Antonio golpeó con el puño la palma de su mano izquierda.
—Es el único fallo —murmuró—. Tenía que haberle derrotado a Cara Cortada el nombre de su colega, pero se me encendió la sangre y no aguanté más.
—Mira, eso ya ha pasado.
—Pero, ¿es que no lo entiendes? —le gritó, crispado—. Ese hijo de puta puede ir con el cante a la pasma cuando quiera, porque estará encabronado.
—No se atreverá.
—Hay muchas maneras de hacerlo —le explicó, con gesto paciente—. No es necesario ir y dar la cara. ¿Me entiendes? Basta soltar dos palabras y la pasma empieza a moverse.
—Suposiciones. Además, no tienen pruebas.
—Es lo único.
La conversación con Maica no resultaba especialmente alentadora. Ella se esforzaba por tranquilizarle, pero envolvía todos sus razonamientos con un proteccionismo desolador.
—¿Y qué vamos a hacer ahora? —le preguntó ella, tímidamente.
—Aquí no ha pasado nada, ¿entiendes?
Ella asintió con la cabeza. Salió al recibidor y regresó con el bolso.
—Mucho ojo cuando salgas a la calle —le sugirió él—. Si ves a un tipo dentro de un coche o algo raro… Para todo el mundo estoy fuera de Valencia.
—Ya lo sé.
Maica le volvió la espalda, y se encaminó hacia la puerta. Dios sabía el esfuerzo que le suponía convivir con aquel hombre.

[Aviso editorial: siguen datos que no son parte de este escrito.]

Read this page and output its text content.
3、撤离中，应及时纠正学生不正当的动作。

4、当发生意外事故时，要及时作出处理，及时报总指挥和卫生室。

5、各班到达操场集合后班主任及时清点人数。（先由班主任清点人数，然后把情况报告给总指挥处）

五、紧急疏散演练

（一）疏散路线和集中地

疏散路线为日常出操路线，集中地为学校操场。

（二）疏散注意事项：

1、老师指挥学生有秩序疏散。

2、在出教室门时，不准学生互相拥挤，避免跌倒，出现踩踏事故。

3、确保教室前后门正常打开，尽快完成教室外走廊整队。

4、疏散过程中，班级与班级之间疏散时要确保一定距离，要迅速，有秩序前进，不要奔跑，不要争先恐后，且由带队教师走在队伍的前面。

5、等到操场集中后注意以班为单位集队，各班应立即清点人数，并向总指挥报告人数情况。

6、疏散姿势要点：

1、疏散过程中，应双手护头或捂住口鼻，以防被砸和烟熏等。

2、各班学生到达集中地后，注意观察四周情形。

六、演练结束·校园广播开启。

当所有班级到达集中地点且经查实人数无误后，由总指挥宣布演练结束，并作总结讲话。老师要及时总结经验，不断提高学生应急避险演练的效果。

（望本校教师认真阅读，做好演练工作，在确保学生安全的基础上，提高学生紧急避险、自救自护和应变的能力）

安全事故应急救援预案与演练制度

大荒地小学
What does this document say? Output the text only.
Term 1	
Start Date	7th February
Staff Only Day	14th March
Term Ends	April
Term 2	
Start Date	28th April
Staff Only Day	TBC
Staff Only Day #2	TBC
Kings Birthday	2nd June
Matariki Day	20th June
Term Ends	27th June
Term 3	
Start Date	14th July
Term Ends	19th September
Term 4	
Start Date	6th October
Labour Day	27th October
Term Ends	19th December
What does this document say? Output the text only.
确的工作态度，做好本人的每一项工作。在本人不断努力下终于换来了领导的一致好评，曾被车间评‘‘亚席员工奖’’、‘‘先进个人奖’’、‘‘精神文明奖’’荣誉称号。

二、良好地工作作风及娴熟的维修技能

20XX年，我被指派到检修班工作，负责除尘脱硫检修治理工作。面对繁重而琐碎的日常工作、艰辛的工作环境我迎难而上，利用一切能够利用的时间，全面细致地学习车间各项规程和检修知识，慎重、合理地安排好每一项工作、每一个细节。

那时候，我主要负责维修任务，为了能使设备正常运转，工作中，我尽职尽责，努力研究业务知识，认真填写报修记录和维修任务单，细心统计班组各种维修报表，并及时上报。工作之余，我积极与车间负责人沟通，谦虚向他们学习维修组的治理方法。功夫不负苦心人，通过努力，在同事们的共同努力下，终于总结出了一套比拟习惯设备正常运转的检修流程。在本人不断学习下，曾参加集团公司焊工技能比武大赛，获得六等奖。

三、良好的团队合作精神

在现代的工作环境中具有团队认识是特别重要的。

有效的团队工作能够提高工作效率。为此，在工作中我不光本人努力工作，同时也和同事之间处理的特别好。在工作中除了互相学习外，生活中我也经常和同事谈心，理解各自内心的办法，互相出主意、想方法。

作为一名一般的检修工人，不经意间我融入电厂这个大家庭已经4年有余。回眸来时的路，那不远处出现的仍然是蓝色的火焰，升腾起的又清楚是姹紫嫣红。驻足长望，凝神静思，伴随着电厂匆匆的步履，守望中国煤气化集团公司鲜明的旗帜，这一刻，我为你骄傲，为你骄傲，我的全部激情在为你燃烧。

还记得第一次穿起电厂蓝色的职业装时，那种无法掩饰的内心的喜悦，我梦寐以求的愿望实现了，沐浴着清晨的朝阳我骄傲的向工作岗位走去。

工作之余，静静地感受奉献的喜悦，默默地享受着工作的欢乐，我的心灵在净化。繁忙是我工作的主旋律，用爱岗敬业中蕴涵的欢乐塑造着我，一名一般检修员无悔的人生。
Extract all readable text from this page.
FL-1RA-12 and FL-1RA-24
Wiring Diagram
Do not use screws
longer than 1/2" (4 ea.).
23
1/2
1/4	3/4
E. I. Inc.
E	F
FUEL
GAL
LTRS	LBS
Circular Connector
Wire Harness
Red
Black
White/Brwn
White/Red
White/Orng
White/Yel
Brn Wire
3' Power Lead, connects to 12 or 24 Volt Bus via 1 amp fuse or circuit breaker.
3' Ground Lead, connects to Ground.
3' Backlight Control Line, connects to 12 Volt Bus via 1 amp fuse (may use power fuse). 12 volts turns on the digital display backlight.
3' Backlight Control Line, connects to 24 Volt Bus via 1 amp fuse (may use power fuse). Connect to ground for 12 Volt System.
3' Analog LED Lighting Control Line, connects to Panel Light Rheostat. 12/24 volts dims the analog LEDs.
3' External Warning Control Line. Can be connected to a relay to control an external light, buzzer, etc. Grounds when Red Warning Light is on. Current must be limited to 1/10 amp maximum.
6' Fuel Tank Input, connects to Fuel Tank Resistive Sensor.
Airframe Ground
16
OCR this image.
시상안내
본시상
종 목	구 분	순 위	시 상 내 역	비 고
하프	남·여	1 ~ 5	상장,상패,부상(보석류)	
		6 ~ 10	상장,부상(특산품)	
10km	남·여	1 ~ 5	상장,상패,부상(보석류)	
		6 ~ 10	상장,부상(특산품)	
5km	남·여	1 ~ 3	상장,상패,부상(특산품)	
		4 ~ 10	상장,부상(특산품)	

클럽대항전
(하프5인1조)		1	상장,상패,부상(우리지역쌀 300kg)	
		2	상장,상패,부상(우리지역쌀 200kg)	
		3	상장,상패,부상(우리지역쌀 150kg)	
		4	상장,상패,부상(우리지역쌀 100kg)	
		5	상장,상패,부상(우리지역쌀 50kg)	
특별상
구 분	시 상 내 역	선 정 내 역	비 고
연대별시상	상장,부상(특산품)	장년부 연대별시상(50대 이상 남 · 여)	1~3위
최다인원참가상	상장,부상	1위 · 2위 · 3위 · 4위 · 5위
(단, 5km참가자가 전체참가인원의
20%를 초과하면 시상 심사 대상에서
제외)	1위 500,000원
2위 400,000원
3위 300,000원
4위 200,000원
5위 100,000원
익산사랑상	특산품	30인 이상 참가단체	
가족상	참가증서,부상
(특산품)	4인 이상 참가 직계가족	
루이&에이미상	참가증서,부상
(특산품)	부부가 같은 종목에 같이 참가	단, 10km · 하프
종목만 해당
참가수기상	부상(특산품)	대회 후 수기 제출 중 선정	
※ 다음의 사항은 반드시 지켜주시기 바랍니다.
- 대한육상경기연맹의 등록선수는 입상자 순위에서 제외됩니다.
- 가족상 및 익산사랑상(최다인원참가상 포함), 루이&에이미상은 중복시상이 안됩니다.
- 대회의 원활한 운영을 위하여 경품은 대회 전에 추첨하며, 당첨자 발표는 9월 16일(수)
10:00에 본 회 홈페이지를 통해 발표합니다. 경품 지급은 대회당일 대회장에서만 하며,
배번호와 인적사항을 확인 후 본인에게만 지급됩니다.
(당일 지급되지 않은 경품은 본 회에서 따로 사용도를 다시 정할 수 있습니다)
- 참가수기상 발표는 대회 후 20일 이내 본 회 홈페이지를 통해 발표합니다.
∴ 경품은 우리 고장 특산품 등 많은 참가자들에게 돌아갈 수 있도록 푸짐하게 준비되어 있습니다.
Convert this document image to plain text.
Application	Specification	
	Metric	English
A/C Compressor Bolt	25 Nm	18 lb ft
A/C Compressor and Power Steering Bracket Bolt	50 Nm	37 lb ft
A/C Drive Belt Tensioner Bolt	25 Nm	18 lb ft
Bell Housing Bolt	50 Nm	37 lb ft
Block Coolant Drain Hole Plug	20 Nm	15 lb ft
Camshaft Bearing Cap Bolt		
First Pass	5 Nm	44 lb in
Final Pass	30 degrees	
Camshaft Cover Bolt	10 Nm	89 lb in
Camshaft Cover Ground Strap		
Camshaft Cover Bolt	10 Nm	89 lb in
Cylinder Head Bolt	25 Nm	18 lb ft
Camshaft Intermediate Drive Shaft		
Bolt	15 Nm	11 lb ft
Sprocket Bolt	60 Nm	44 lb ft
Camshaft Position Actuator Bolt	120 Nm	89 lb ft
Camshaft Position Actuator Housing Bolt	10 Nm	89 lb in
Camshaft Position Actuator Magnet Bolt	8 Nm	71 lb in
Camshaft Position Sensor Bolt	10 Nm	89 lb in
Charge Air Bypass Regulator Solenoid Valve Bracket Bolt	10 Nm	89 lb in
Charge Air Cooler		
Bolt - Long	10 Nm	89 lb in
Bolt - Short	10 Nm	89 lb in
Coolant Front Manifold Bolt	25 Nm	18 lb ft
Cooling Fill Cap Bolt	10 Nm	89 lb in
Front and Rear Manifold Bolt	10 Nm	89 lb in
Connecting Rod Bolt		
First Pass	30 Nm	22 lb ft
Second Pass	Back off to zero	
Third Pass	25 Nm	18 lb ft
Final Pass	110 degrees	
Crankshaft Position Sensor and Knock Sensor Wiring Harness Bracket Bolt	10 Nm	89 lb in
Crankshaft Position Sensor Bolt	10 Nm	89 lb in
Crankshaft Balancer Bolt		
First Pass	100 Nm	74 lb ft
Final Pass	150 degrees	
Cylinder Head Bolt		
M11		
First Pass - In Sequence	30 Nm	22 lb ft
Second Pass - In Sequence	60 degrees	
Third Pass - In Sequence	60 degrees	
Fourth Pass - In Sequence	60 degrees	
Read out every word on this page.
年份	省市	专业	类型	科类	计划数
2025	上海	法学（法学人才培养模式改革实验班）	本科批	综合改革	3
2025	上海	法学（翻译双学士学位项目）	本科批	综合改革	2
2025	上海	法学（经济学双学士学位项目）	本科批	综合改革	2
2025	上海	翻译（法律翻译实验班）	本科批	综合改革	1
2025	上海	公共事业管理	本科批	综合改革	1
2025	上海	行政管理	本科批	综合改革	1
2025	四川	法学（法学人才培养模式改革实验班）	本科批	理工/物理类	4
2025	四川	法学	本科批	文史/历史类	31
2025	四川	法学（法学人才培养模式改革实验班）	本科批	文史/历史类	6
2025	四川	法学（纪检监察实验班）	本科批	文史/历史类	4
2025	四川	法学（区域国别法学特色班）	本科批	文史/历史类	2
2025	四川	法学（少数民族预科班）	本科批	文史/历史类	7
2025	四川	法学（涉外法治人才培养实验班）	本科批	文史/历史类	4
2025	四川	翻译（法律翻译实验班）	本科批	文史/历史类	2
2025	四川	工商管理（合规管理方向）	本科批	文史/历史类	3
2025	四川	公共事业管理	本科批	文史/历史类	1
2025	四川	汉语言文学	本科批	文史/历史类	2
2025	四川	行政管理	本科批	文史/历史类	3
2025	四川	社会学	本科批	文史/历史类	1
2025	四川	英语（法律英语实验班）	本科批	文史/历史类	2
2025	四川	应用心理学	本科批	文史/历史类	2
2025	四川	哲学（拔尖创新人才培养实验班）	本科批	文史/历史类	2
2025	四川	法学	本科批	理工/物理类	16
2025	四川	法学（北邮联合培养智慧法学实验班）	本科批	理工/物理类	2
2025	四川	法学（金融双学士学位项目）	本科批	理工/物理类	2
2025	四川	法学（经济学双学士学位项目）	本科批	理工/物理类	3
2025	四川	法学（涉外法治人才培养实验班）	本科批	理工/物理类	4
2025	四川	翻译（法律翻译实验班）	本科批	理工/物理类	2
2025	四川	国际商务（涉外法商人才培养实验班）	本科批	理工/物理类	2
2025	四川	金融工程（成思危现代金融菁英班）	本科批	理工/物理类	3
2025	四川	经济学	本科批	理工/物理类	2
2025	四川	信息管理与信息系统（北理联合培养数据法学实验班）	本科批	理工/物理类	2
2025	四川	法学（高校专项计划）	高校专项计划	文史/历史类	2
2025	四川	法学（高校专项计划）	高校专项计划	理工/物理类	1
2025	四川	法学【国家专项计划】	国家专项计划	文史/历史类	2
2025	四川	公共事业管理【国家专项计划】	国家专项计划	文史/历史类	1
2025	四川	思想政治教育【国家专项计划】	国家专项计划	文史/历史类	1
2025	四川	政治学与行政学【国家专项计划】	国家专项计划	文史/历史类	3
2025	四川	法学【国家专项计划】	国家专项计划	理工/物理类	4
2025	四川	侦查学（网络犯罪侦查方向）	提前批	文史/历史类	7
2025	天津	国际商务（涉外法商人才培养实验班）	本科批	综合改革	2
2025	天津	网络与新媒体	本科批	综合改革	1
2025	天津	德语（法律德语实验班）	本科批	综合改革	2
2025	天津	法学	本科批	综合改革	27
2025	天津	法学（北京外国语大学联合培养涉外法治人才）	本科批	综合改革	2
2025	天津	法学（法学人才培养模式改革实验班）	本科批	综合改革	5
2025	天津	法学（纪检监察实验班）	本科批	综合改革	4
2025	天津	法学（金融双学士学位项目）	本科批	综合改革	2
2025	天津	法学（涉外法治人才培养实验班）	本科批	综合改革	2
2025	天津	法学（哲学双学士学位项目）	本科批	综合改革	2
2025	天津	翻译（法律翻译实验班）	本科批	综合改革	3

Durante un tiempo había llegado a quererle, pero de eso hacía ya mucho. Ahora todo había cambiado. Se preguntaba en ocasiones qué le retenía a su lado y no encontraba la respuesta. Sopesados el temor y el odio en una balanza, admitió que el primer sentimiento era el que más influía en su modo de ser. Pero en las circunstancias actuales no podía abandonarle. La policía no tardaría en atar cabos y las cosas se iban a complicar.
Oyó la voz de Antonio.
—No te olvides de comprar los periódicos.